The New York Youth Symphony began its Carnegie Hall concert Sunday afternoon with ''American Slick,'' a work by the young composer William Doerrfeld, who said in a program note that he ''set out with one thing in mind . . . to make the orchestra boogie.'' That he does, in loud-louder-loudest terms that leave this observer inclined to wait and hear what other arrows Mr. Doerrfeld has in his quiver before offering an opinion on his abilities.
The best part of the program went in an opposite direction: the Vaughan Williams ''Fantasia on a Theme by Thomas Tallis,'' led by the orchestra's assistant conductor, Peter Rubardt.

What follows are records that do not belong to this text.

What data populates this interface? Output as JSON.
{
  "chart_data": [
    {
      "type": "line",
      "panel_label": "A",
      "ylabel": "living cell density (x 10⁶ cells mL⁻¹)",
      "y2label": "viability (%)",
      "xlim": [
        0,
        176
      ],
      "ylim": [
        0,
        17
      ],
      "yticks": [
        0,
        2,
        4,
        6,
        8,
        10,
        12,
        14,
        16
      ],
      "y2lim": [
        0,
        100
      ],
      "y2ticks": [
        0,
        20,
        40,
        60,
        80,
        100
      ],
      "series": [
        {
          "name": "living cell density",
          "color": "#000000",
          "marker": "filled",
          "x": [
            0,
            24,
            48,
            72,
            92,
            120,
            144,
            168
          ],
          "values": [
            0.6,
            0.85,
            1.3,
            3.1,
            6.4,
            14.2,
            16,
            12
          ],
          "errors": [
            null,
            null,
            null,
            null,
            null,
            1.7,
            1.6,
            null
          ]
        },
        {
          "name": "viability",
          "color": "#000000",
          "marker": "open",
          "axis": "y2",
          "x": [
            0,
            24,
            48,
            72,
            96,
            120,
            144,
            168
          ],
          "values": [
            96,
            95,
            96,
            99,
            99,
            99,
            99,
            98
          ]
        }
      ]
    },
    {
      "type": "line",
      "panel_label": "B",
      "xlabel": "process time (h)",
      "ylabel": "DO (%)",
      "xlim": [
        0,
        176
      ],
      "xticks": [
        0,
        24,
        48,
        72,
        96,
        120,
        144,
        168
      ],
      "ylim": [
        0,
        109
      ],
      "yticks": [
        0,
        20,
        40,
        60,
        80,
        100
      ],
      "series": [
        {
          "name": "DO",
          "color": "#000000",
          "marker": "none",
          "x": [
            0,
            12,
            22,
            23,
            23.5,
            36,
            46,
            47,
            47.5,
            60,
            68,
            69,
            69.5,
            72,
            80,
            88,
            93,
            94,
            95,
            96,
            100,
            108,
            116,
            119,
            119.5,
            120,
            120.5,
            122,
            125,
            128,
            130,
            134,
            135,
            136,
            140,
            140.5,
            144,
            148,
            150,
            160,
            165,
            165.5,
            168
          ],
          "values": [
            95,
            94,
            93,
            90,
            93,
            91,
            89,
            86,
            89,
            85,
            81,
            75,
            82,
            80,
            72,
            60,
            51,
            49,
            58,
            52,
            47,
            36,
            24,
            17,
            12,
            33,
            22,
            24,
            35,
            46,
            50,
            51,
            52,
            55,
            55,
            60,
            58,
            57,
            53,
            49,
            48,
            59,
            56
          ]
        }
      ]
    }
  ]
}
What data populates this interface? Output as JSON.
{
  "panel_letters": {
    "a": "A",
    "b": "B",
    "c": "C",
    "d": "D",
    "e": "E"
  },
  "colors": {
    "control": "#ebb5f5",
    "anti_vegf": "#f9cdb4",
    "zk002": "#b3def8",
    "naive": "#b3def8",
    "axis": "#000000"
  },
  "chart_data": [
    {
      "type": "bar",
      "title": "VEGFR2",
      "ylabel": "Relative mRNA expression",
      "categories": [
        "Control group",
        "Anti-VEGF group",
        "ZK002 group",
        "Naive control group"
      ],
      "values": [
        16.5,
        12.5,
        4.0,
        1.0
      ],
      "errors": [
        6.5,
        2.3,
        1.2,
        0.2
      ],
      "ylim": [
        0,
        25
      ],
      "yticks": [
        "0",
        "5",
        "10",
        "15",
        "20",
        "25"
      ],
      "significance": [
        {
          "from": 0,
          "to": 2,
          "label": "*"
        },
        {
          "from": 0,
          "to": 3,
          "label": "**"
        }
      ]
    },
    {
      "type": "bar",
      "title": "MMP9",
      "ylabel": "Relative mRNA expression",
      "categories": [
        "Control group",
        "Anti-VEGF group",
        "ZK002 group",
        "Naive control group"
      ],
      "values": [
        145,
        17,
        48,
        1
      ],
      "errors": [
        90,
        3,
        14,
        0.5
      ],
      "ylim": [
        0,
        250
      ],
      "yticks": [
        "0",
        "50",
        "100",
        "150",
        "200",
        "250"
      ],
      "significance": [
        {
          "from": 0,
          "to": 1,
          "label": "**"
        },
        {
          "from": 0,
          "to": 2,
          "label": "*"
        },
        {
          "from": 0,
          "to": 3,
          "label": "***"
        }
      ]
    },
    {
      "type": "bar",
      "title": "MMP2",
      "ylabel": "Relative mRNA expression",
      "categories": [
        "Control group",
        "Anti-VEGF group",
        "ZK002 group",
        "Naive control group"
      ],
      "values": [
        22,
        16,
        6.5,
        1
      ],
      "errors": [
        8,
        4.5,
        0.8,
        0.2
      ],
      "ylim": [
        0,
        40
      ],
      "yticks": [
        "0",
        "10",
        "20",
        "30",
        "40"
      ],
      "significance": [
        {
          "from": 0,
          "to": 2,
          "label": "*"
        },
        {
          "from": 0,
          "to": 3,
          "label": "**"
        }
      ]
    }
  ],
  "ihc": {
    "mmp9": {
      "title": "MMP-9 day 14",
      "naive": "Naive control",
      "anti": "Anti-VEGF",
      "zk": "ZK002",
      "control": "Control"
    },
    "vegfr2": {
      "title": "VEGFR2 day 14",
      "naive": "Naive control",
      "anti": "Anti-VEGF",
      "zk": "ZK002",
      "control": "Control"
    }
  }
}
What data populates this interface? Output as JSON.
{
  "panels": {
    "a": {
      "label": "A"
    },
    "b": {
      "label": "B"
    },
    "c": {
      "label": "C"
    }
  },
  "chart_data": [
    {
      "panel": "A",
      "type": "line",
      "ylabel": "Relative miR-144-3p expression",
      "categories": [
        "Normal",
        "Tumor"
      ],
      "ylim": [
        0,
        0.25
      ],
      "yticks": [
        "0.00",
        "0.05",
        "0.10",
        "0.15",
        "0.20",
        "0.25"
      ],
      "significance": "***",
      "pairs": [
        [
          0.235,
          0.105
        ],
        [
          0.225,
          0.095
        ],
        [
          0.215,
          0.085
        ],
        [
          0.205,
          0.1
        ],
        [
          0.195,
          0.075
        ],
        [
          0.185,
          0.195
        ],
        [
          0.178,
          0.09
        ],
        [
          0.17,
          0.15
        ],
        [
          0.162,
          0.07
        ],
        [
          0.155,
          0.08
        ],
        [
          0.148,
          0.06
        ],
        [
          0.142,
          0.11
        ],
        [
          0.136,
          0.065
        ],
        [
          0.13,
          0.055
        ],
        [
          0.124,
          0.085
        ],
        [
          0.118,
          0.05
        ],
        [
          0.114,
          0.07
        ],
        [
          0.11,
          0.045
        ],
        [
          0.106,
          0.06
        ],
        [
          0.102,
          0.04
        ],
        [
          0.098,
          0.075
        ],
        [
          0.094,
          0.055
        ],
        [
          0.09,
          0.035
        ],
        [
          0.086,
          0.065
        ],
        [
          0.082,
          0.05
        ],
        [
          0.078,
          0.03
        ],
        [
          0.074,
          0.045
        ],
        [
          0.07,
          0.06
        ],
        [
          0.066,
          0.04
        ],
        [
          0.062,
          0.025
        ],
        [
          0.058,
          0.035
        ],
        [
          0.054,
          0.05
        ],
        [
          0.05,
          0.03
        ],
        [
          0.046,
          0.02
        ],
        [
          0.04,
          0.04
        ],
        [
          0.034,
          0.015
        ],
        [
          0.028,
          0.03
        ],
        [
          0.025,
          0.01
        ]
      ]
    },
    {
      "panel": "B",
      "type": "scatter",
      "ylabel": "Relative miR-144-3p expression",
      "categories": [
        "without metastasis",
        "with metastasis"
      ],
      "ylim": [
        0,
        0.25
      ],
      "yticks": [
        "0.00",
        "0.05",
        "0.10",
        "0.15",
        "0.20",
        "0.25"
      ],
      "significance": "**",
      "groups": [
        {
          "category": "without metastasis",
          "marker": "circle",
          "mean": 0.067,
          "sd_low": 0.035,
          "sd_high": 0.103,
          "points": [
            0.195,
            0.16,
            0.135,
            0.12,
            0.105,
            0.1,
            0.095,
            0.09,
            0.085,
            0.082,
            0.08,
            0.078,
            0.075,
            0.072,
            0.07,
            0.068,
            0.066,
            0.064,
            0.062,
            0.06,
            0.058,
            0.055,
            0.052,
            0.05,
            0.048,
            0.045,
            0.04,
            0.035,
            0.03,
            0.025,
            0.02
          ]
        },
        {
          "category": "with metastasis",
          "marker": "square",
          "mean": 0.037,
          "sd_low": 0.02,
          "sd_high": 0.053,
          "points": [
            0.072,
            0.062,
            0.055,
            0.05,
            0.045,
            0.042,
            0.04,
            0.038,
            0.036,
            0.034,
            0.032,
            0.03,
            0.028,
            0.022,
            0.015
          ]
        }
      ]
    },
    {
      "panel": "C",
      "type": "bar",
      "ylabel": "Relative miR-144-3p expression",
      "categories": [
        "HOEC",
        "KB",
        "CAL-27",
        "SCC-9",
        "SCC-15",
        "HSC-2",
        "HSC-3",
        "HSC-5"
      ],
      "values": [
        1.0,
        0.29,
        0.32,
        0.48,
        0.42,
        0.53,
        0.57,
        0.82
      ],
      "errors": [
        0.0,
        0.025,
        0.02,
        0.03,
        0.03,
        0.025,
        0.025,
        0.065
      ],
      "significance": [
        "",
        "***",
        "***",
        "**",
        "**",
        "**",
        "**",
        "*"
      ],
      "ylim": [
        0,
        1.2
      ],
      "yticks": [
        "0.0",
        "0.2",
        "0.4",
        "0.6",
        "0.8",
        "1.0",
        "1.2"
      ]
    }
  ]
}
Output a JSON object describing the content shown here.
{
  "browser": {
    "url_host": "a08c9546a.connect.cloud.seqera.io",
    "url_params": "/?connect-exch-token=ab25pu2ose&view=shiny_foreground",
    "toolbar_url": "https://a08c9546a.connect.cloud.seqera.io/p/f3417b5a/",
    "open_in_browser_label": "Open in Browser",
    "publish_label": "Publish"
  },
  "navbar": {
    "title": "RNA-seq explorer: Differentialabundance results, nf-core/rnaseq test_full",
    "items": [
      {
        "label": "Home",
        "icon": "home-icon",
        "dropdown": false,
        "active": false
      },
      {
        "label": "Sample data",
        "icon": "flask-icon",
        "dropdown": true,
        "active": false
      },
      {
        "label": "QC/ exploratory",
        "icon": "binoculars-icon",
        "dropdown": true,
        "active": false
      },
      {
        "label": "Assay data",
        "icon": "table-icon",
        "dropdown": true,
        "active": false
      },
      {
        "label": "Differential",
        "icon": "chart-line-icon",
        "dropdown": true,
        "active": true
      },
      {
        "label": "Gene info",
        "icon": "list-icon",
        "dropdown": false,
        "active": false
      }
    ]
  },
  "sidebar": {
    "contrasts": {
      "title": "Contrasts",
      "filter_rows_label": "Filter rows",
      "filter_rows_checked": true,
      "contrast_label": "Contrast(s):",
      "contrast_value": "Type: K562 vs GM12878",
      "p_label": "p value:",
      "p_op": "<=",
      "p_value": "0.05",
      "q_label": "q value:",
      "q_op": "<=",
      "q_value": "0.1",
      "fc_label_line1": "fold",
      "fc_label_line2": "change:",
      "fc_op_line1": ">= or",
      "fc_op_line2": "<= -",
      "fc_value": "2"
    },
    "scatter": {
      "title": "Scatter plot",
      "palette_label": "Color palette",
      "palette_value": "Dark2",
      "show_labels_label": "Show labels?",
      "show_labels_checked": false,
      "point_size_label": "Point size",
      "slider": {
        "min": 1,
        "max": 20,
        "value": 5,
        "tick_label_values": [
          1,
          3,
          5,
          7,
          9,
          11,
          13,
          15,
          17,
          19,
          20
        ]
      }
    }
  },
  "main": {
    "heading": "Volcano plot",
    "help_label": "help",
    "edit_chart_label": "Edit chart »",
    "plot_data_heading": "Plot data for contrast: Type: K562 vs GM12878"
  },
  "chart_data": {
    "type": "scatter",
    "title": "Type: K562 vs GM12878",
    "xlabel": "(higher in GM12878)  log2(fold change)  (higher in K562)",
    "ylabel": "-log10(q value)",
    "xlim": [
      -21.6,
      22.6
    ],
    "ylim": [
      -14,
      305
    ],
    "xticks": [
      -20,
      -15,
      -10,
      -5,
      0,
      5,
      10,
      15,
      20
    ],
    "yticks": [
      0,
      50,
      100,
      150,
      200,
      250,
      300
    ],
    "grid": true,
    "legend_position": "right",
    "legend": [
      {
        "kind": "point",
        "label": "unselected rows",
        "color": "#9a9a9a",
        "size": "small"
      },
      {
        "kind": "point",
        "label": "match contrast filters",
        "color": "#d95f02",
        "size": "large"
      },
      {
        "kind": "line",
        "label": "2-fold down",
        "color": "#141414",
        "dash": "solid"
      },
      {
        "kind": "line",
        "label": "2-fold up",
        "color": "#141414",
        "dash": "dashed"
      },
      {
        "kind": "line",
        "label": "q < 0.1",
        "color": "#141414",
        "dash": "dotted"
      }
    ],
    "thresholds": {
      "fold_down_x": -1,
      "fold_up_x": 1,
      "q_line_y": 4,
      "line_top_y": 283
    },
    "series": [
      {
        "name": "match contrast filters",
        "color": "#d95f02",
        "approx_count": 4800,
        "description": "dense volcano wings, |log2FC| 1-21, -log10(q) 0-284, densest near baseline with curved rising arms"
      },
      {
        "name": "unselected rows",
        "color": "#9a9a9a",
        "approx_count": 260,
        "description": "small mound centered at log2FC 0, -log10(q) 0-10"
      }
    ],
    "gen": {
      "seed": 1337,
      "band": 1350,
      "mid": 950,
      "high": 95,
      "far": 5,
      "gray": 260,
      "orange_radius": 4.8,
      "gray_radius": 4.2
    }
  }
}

His approach was cautious and earnest, but he had a clear idea of the string sound he wanted, and the concentration to mold it. And the idea was good: full, spacious, not too ripe, shimmeringly still at piano, not too dug-in at forte.
The main conductor, David Alan Miller, led a lucid, cool, deft sounding of Stravinsky's ''Symphonies for Wind Instruments'' and brought unagressive breadth to Dvorak's Symphony No. 8 in G. The first two movements of this work are especially testing for the orchestra's solo players, and yes, there were some nervous goofs (the concertmaster in particular gave the impression of not being in his best form). But there was also a feeling for shape and phrase, and for corporate participation in feeling, that one hopes these young players will carry with them as they move into the competitive world ahead.